The key stat from Flurry’s research is a look at apps that are available in the iTunes App Store (s aapl), Google Play (formerly known as the Android Market) and Amazon’s Appstore(s amzn). Not surprisingly, the same app in all three stores makes more money — specifically through in-app purchases — in iTunes, so Flurry used this data as a baseline, setting iOS revenues to be 100%. It turns out that in this situation, Amazon Appstore revenues are 89 percent of iOS revenues, while Google Play yields only 23 percent.

Flurry puts it in dollar terms like this:

Another way to interpret the results is that for every $1.00 an app generates in the iTunes App Store, it generates $0.89 in the Amazon Appstore and $0.23 in Google Play.

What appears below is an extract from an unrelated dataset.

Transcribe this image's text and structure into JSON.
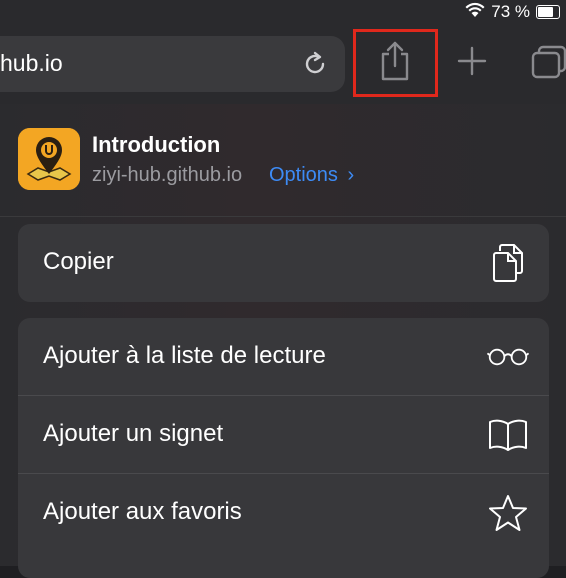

These results illustrate two very important trends. First, it may make sense for developers writing Android apps to get them in Amazon’s store sooner rather than later. Second, it shows that making money on Android apps is possible; the same title can make almost as much money as its iOS counterpart. Granted, working with Amazon may not be ideal to some, given that Amazon can set the app price. But giving up that freedom may prove financially beneficial in the long run thanks to Amazon’s constant promotion of mobile apps.
I think that’s part of the success factor here for Amazon apps. For all intents and purposes, these titles are the same Android apps found in Google Play. Google isn’t known as a brand for digital media and apps, however. Instead, it’s commonly considered to be a search company first and everything else second.
Compare that to Amazon, which is a top retail brand around the world: Last year, Amazon’s brand value surpassed that of WalMart(s wmt)┬áto take the top retail brand spot. This mindset, that Amazon is a safe place to purchase digital content — think e-books, music, and video — extends to apps and in-app purchases, even if they’re the same wares found in Google’s store. Clearly, consumers are comfortable with Apple’s brand and store too, so devs may want to focus on iOS and Amazon when it comes to mobile apps.